Huya stock and ZTO Express stock are in buy zones right now. New Oriental Education stock and JD.com stock are close to buy points. Alibaba stock is still working toward a breakout, but is clearing a resistance level.

Keep in mind that Chinese economic growth is slowing, in part due to the ongoing China trade war. Renewed China trade war escalation could hit these Chinese-listed companies especially hard.

Alibaba Stock

Shares of the e-commerce giant are 6.8% below a 195.82 buy point from a cup-type base. Alibaba stock is clearing resistance near 180.

Alibaba stock has a Composite Rating of 96 and an EPS Rating of 99, indicating the strongest-possible profit acceleration. However, the relative strength line of Alibaba stock dipped in May and has struggled to rebound since. The relative strength line, the blue line in the charts below, tracks a stock’s ability to outperform the S&P 500.

Last month, shares jumped after Alibaba earnings beat fiscal first-quarter expectations. Along with online shopping, Alibaba has put its investments elsewhere — in delivery. Alibaba also recently joined forces with Starbucks (SBUX) to offer voice ordering and delivery service to customers in China.

JD.com Stock

JD.com, Alibaba’s e-commerce archrival in China, is setting up in a consolidation with a 32.48 entry. Shares are 4.7% below that pivot. JD.com stock has been trading tightly in recent days, finding support at its 50-day line.

Shares have a Composite Rating of 91. JD.com stock’s EPS Rating is 99. However, the relative strength line has flatlined most of this year, after drifting lower last year.

Huya Stock

Huya, a streaming platform for gaming, remains in buy range as it holds above a 26.48 buy point from a double-bottom base. The stock has a 95 Composite Rating, but its EPS Rating is weaker at 72, and the stock’s relative strength line has been choppy.

Huya stock has trended higher since the company reported second-quarter earnings last month. Earnings per share and revenue beat expectations.

Average monthly active users jumped 57.3%, “driven by enhanced partnership with several leading game studios and increased integration in the esports value chain,” CEO Rongjie Dong said in a statement. Its focus on mobile gaming also helped.

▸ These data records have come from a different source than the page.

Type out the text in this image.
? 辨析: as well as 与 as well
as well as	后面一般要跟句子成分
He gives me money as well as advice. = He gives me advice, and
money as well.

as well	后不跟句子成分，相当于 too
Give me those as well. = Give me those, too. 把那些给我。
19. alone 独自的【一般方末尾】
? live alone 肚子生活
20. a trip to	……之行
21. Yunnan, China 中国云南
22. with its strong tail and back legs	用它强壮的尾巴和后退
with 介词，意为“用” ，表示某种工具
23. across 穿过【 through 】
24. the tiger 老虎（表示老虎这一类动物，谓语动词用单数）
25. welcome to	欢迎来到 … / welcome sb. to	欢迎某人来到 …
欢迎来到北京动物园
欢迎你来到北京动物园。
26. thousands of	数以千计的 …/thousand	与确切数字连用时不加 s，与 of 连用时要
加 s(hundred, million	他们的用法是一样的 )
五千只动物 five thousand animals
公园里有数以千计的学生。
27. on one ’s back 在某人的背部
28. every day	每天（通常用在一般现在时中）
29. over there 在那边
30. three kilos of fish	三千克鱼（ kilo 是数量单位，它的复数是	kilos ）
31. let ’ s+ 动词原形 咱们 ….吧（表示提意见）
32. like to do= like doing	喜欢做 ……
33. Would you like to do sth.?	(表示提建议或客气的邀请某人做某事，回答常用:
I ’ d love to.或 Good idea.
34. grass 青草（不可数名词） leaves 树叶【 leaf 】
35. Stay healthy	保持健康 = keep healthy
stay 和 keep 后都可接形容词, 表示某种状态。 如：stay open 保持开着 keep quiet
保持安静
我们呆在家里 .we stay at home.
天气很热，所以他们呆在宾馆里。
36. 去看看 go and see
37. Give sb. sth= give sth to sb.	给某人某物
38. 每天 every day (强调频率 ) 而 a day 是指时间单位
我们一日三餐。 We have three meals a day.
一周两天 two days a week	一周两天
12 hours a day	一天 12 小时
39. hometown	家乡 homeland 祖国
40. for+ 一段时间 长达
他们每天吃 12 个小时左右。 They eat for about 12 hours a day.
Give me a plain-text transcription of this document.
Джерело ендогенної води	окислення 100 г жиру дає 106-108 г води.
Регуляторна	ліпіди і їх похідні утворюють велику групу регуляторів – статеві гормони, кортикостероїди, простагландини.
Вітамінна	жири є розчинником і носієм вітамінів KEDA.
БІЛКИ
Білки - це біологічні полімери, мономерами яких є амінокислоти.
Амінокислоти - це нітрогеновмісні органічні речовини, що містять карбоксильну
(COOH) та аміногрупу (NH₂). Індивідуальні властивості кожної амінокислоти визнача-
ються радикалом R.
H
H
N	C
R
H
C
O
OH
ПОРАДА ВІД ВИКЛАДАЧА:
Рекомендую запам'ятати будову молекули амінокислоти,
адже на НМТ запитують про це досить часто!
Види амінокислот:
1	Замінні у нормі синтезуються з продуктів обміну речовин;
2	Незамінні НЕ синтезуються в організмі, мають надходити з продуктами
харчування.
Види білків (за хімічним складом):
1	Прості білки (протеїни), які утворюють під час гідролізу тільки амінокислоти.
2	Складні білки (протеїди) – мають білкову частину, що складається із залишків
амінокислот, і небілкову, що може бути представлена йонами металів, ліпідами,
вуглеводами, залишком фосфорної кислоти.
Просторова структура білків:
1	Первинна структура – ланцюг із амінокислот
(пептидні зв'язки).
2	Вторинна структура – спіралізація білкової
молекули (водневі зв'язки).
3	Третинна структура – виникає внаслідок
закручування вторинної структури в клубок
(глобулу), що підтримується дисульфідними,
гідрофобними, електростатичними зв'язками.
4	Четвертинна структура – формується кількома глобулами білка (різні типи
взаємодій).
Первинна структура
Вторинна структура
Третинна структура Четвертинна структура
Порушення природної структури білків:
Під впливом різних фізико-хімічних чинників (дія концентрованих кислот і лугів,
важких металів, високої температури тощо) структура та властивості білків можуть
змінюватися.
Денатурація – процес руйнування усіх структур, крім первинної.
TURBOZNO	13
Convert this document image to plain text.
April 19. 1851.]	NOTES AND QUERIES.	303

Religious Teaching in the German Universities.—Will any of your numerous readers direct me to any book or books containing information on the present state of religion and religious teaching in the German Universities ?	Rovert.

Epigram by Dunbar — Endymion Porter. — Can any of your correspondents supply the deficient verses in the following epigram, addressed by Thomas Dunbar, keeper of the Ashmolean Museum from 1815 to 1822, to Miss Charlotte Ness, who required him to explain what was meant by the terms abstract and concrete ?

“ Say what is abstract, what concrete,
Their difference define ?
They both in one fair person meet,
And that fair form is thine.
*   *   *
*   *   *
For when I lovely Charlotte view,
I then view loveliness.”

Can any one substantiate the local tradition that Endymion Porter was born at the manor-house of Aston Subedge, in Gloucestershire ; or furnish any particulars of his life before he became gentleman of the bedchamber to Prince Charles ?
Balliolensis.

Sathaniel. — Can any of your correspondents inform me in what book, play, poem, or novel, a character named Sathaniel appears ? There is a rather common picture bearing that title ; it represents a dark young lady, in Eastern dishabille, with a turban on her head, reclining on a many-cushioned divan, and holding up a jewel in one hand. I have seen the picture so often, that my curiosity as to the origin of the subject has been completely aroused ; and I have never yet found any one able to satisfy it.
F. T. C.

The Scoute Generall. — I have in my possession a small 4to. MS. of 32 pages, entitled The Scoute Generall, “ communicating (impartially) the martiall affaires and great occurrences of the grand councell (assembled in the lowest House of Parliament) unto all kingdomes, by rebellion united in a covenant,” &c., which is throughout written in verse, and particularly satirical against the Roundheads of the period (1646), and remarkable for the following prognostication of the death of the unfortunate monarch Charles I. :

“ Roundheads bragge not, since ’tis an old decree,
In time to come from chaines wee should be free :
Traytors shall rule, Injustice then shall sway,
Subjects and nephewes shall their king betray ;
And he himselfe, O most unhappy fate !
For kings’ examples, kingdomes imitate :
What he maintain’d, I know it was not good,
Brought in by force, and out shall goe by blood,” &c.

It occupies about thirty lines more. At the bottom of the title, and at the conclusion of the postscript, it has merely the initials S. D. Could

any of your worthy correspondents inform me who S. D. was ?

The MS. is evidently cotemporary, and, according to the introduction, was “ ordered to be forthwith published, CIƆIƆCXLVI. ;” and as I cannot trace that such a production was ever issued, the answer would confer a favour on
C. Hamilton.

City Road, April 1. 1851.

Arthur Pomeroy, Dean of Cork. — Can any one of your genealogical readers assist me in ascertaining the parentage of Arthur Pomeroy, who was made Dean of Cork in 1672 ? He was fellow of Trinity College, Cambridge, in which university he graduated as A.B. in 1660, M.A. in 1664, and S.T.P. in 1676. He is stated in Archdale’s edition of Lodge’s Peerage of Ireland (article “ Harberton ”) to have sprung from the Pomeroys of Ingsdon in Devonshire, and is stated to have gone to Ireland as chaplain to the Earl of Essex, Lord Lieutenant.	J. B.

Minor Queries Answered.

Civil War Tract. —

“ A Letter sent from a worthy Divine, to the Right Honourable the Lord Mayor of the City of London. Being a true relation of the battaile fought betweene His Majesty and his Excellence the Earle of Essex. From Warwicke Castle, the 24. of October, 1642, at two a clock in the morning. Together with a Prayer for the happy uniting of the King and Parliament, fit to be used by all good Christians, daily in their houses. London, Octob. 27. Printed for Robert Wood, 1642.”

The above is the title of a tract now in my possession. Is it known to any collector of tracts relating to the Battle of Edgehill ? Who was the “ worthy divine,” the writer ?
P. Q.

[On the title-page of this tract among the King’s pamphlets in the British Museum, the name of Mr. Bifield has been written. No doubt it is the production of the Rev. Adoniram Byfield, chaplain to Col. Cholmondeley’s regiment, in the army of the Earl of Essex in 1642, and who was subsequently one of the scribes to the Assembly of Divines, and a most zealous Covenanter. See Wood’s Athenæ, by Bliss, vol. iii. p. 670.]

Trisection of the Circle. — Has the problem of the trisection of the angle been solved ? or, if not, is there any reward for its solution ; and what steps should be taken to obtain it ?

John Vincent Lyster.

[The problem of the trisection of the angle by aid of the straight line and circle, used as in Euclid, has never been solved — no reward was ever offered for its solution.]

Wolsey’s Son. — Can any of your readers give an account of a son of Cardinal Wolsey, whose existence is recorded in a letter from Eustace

Huya is an IBD Leaderboard stock.

New Oriental Education Stock

New Oriental Education stock, a recent IBD Stock of the Day, is 3.9% below a 115.98 buy point from an ascending base. The Composite Rating of the educational-services provider is a best-possible 99. Its EPS Rating is also a strong 90. A look at its relative strength line shows it has outperformed the market for much of this year.

New Oriental Education stock got a lift in July after the company reported earnings. Revenue jumped 20%, boosted by its K-12 after-school tutoring business, which it said was a key propellant of growth. The company has also added learning centers in China’s cities.

ZTO Express Stock

ZTO Express is within buy range of a long cup-with-handle base with a 21.46 buy point. As with New Oriental Education stock, shares of the delivery company, sometimes called the FedEx (FDX) of China, carry a 99 Composite Rating and a 90 EPS Rating. Its relative strength has also bounded higher this year.

Similar to other stocks to watch this week, ZTO got a bump after its positive Q2 earnings, reported last month. The company’s delivery network covers much of China’s cities and counties. E-commerce has been a big growth driver. Alibaba is one of ZTO’s backers.